Theologian studies evolution

Theology professor Celia Deane-Drummond has spent 20 years of her career bridging the gap between science and theology.

 

Deane-Drummond will continue that mission this fall, leading a team of scientists, theologians, anthropologists, psychologists and others in a study called, "Inquiry on Evolution and Human Nature."

 

The study, which strives to facilitate interdisciplinary dialogue, is sponsored by Center for Theological Inquiry (CTI) in Princeton, N.J., and will take place during the 2012-2013 academic year.

 

Deane-Drummond said the research team will address large theological questions from multiple angles.

 

"We're going to [be] working out important questions, theological questions, about what it means to be human, but in the light of not just the internal, theological context but in the light of the understanding of science," she said.

 

Deane-Drummond said the study will facilitate a cooperation between the two disciplines.

 

"The project itself is very exciting because there are questions also that scientists would not think of asking without the dialogue with the humanities," she said. "I'm not suggesting that theology necessarily informs the message of science, but theology will certainly push science to ask questions in a different kind of way than they might otherwise have done."

 

Deane-Drummond, along with co-leader Dominic Johnson of the University of Edinburgh, is reviewing research applications for eight research fellows and two post-doctoral fellows to participate in the study.  

 

"The first part of the process is getting the team together for the year," she said. "There's an application process, and it is in itself highly competitive."

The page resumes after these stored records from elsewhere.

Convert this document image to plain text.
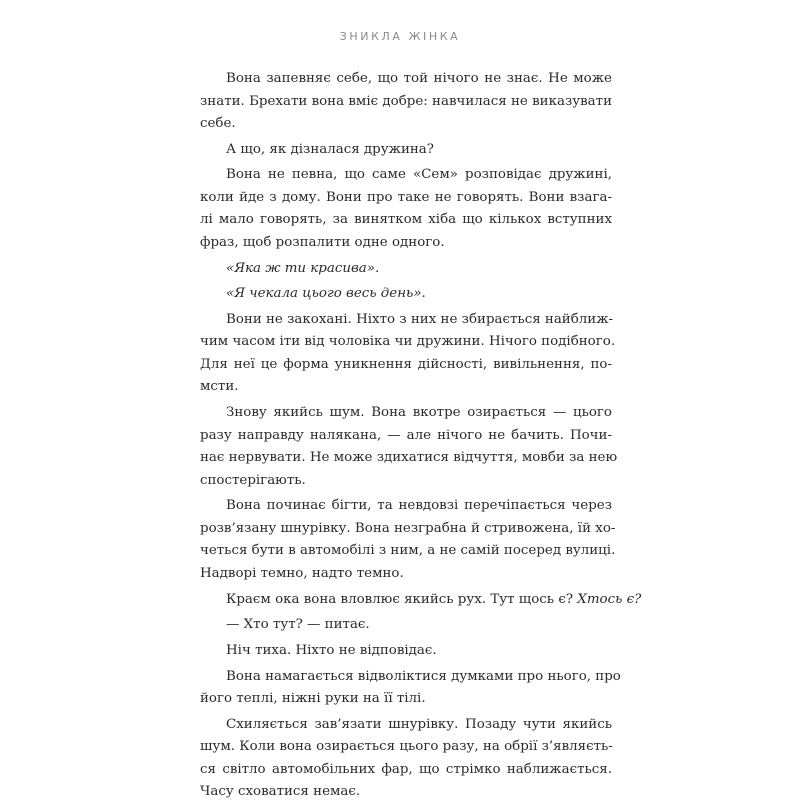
ЗНИКЛА ЖІНКА
Вона запевняє себе, що той нічого не знає. Не може
знати. Брехати вона вміє добре: навчилася не виказувати
себе.
А що, як дізналася дружина?
Вона не певна, що саме «Сем» розповідає дружині,
коли йде з дому. Вони про таке не говорять. Вони взага-
лі мало говорять, за винятком хіба що кількох вступних
фраз, щоб розпалити одне одного.
«Яка ж ти красива».
«Я чекала цього весь день».
Вони не закохані. Ніхто з них не збирається найближ-
чим часом іти від чоловіка чи дружини. Нічого подібного.
Для неї це форма уникнення дійсності, вивільнення, по-
мсти.
Знову якийсь шум. Вона вкотре озирається — цього
разу направду налякана, — але нічого не бачить. Почи-
нає нервувати. Не може здихатися відчуття, мовби за нею
спостерігають.
Вона починає бігти, та невдовзі перечіпається через
розв’язану шнурівку. Вона незграбна й стривожена, їй хо-
четься бути в автомобілі з ним, а не самій посеред вулиці.
Надворі темно, надто темно.
Краєм ока вона вловлює якийсь рух. Тут щось є? Хтось є?
— Хто тут? — питає.
Ніч тиха. Ніхто не відповідає.
Вона намагається відволіктися думками про нього, про
його теплі, ніжні руки на її тілі.
Схиляється зав’язати шнурівку. Позаду чути якийсь
шум. Коли вона озирається цього разу, на обрії з’являєть-
ся світло автомобільних фар, що стрімко наближається.
Часу сховатися немає.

Each researcher will pursue his or her own individual monograph project, Deane-Drummond said.

 

"The point of this is to bring together …  a multidisciplinary team to contribute to sharing what they are researching in their own areas around this topic so that we feel … we are far better informed when we come to consider the crucial questions," she said.

 

She said she would also like all the researchers to eventually produce a collaborative project.

 

"We will probably produce a book on evolution, human nature and religion, or something like that, which will show the fruits of our mutual conversation as well as our individual projects," she said.

 

Deane-Drummond said she herself has a multi-disciplinary background, as she holds a doctorate in theology and another in plant physiology.

"In my previous major monograph on systematic theology, I looked at Christology and how we could envisage a Christology that made sense in the light of evolutionary theory," Deane-Drummond said.

 

She said the study will pick up her research right where she left off.

 

"This particular [study] is looking at human nature in the light of other animals but also our own evolutionary origins," she said. "I've moved from Christology to human nature, and the questions I began to ask at the end of my Christology book were about human nature. So this book follows on from that directly."

 

She said that in today's world, it is important to reconcile science and theology.

 

"I'm working on forms of theological thinking that make sense in a scientifically engaged culture," she said.